Kyle Cook is the assistant chief for the Altamahaw Ossipee Volunteer Fire Department. He said turnout gear covered in soot is no longer a badge of honor for firemen.
“Dirty gear, I guess it made you look like a better firefighter. It’s not that way anymore. It’s the cleaner you can be,” Cook said.
So about a year ago, Altamahaw Ossipee fire trucks began carrying decontamination kits. Each kit has a brush, soap and wipes firemen can use at the scene. When they get back to the fire station, firefighters clean their turnout gear for a second time. For the Altamahaw Ossippee Volunteer Fire Department, that meant taking your gear to a firehouse with a washing machine or hoping a local business could clean your gear and get it back to you quickly.
“It could be three to five days before we get the gear back,” Lipscomb said. “We don’t have two sets of gear. We can’t be without gear for that length of time.”
Lipscomb knew it was time for his fire station to have its own washing machine. But for a volunteer fire department, money is tight. Plus competing for grant money is getting tougher. The Altamahaw Ossipee Volunteer Fire Department turned to the community for help. It took nearly a year for them to raise $11,000 to buy and install a washing machine.
“It does make things safer for the people that are here,” Lipscomb said. “As chief of the fire department, I have to make things better for the people here health-wise and safety-wise.”

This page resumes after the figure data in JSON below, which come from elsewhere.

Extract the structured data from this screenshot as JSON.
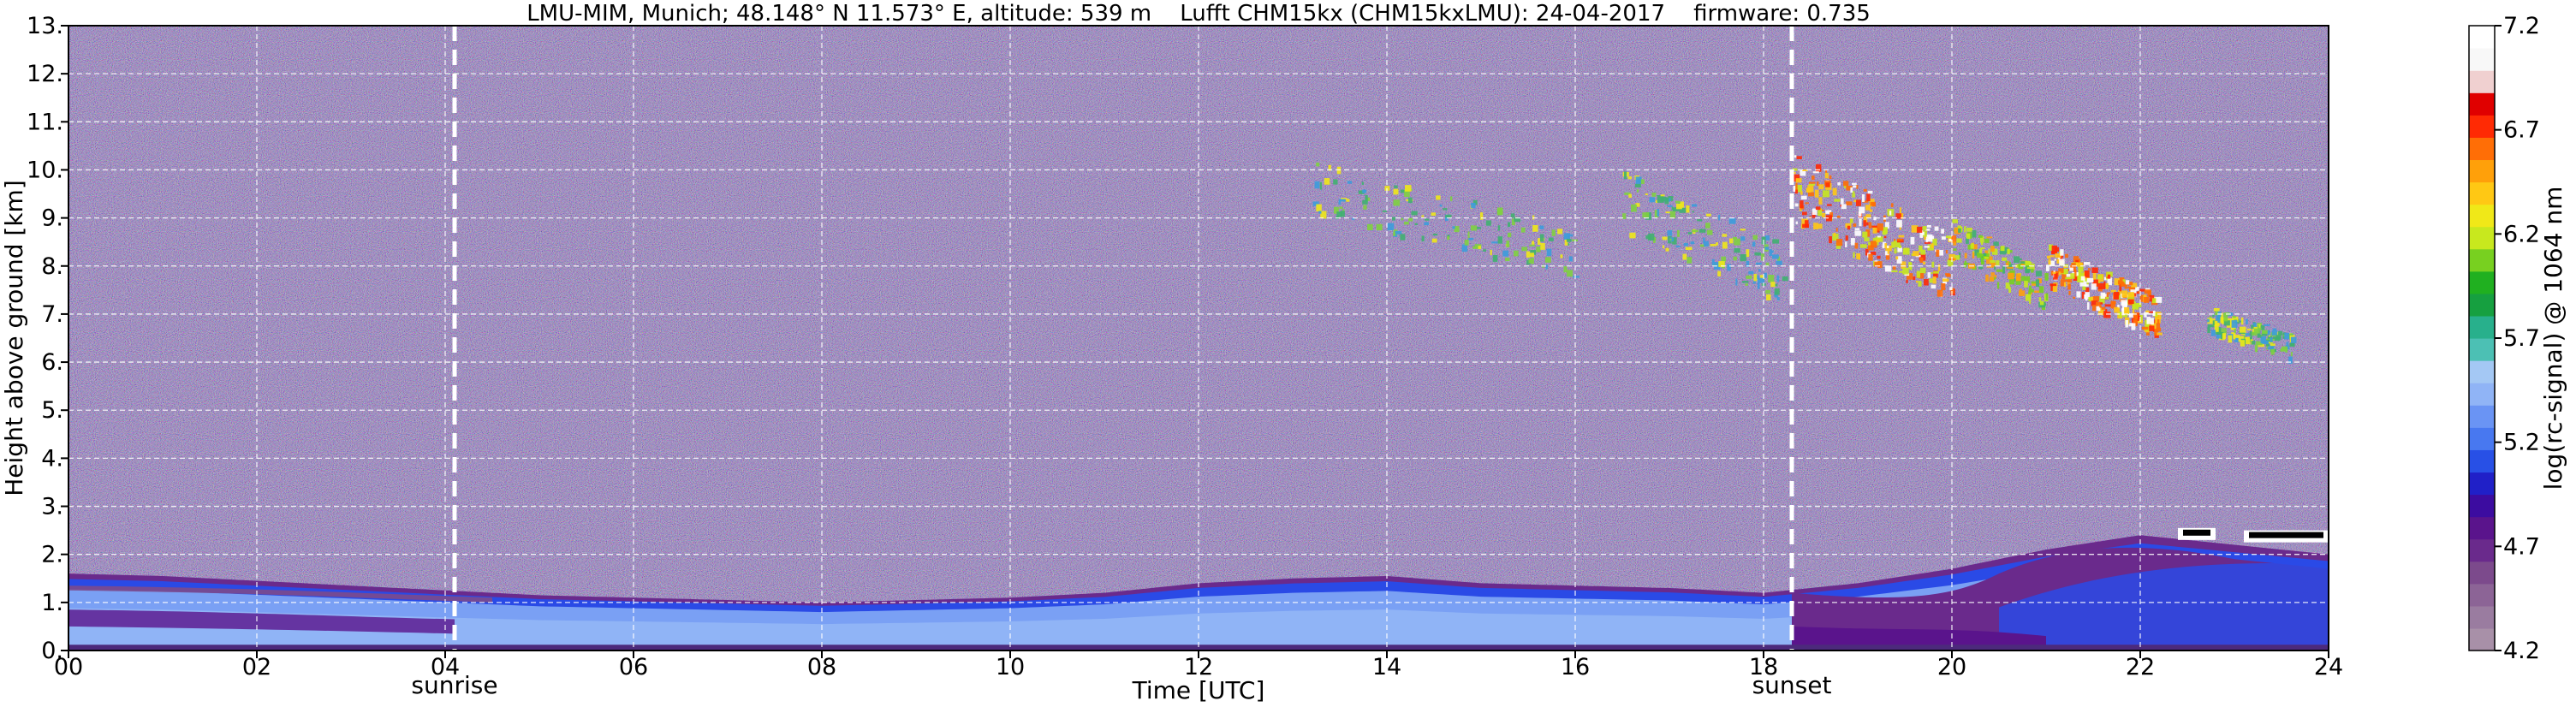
{
  "chart_data": {
    "type": "heatmap",
    "title": "LMU-MIM, Munich; 48.148° N 11.573° E, altitude: 539 m    Lufft CHM15kx (CHM15kxLMU): 24-04-2017    firmware: 0.735",
    "xlabel": "Time [UTC]",
    "ylabel": "Height above ground [km]",
    "xlim": [
      0,
      24
    ],
    "ylim": [
      0,
      13
    ],
    "x_ticks": [
      {
        "value": 0,
        "label": "00"
      },
      {
        "value": 2,
        "label": "02"
      },
      {
        "value": 4,
        "label": "04"
      },
      {
        "value": 6,
        "label": "06"
      },
      {
        "value": 8,
        "label": "08"
      },
      {
        "value": 10,
        "label": "10"
      },
      {
        "value": 12,
        "label": "12"
      },
      {
        "value": 14,
        "label": "14"
      },
      {
        "value": 16,
        "label": "16"
      },
      {
        "value": 18,
        "label": "18"
      },
      {
        "value": 20,
        "label": "20"
      },
      {
        "value": 22,
        "label": "22"
      },
      {
        "value": 24,
        "label": "24"
      }
    ],
    "y_ticks": [
      {
        "value": 0,
        "label": "0."
      },
      {
        "value": 1,
        "label": "1."
      },
      {
        "value": 2,
        "label": "2."
      },
      {
        "value": 3,
        "label": "3."
      },
      {
        "value": 4,
        "label": "4."
      },
      {
        "value": 5,
        "label": "5."
      },
      {
        "value": 6,
        "label": "6."
      },
      {
        "value": 7,
        "label": "7."
      },
      {
        "value": 8,
        "label": "8."
      },
      {
        "value": 9,
        "label": "9."
      },
      {
        "value": 10,
        "label": "10."
      },
      {
        "value": 11,
        "label": "11."
      },
      {
        "value": 12,
        "label": "12."
      },
      {
        "value": 13,
        "label": "13."
      }
    ],
    "grid": true,
    "markers": [
      {
        "time": 4.1,
        "label": "sunrise"
      },
      {
        "time": 18.3,
        "label": "sunset"
      }
    ],
    "boundary_layer_top_km": [
      [
        0,
        1.6
      ],
      [
        1,
        1.55
      ],
      [
        2,
        1.45
      ],
      [
        3,
        1.35
      ],
      [
        4,
        1.25
      ],
      [
        5,
        1.15
      ],
      [
        6,
        1.1
      ],
      [
        7,
        1.05
      ],
      [
        8,
        1.0
      ],
      [
        9,
        1.05
      ],
      [
        10,
        1.1
      ],
      [
        11,
        1.2
      ],
      [
        12,
        1.4
      ],
      [
        13,
        1.5
      ],
      [
        14,
        1.55
      ],
      [
        15,
        1.4
      ],
      [
        16,
        1.35
      ],
      [
        17,
        1.3
      ],
      [
        18,
        1.2
      ],
      [
        19,
        1.4
      ],
      [
        20,
        1.7
      ],
      [
        21,
        2.1
      ],
      [
        22,
        2.4
      ],
      [
        23,
        2.2
      ],
      [
        24,
        2.0
      ]
    ],
    "cloud_features": [
      {
        "t0": 13.2,
        "t1": 16.0,
        "h0": 8.0,
        "h1": 10.2,
        "intensity": "low"
      },
      {
        "t0": 16.5,
        "t1": 18.2,
        "h0": 7.5,
        "h1": 10.0,
        "intensity": "low"
      },
      {
        "t0": 18.3,
        "t1": 20.0,
        "h0": 7.5,
        "h1": 10.4,
        "intensity": "high"
      },
      {
        "t0": 20.0,
        "t1": 21.0,
        "h0": 7.3,
        "h1": 9.0,
        "intensity": "medium"
      },
      {
        "t0": 21.0,
        "t1": 22.2,
        "h0": 6.7,
        "h1": 8.5,
        "intensity": "high"
      },
      {
        "t0": 22.7,
        "t1": 23.6,
        "h0": 6.2,
        "h1": 7.2,
        "intensity": "low"
      },
      {
        "t0": 22.4,
        "t1": 22.8,
        "h0": 2.3,
        "h1": 2.55,
        "intensity": "saturated"
      },
      {
        "t0": 23.1,
        "t1": 24.0,
        "h0": 2.25,
        "h1": 2.5,
        "intensity": "saturated"
      }
    ],
    "colorbar": {
      "label": "log(rc-signal) @ 1064 nm",
      "min": 4.2,
      "max": 7.2,
      "ticks": [
        {
          "value": 4.2,
          "label": "4.2"
        },
        {
          "value": 4.7,
          "label": "4.7"
        },
        {
          "value": 5.2,
          "label": "5.2"
        },
        {
          "value": 5.7,
          "label": "5.7"
        },
        {
          "value": 6.2,
          "label": "6.2"
        },
        {
          "value": 6.7,
          "label": "6.7"
        },
        {
          "value": 7.2,
          "label": "7.2"
        }
      ],
      "colors": [
        "#a890a8",
        "#9a7ca0",
        "#8c6496",
        "#7c4a8c",
        "#6a2a8c",
        "#5a148c",
        "#3c0ca0",
        "#2020c8",
        "#2850e6",
        "#4878f0",
        "#6a94f4",
        "#90b4f6",
        "#a4c8f4",
        "#4cc0b4",
        "#28b08c",
        "#16a040",
        "#20b020",
        "#78d020",
        "#c8e81e",
        "#f0e818",
        "#ffc814",
        "#ffa00a",
        "#ff6e06",
        "#ff2a04",
        "#e00000",
        "#f0d0d0",
        "#f8f8f8",
        "#ffffff"
      ]
    }
  }
}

Lipscomb now had another problem, how do you dry pants, coats, boots and gloves without spending thousands of dollars. After searching the internet, Lipscomb built his own dryer out of PVC pipes. The pipes are arranged like a coat closet that is then connected to a blower.
“We can dry a set in about four to six hours,” Lipscomb continued. “We looked at a gear drying cabinet and those things are really pricey, in the $8,000 to $10,000 range. We built a gear drying rack that does the same thing for around $400.”
Cook is grateful that the Altamahaw Ossipee Volunteer Fire Department is taking steps to reduce firefighters’ cancer risk.
“You don’t want to take this stuff home to your family,” Cook said. “If we wear the same clothes home that were inside of a structure fire, we could possibly expose our family to the same carcinogens that we were exposed to. So it’s very important to keep us clean.”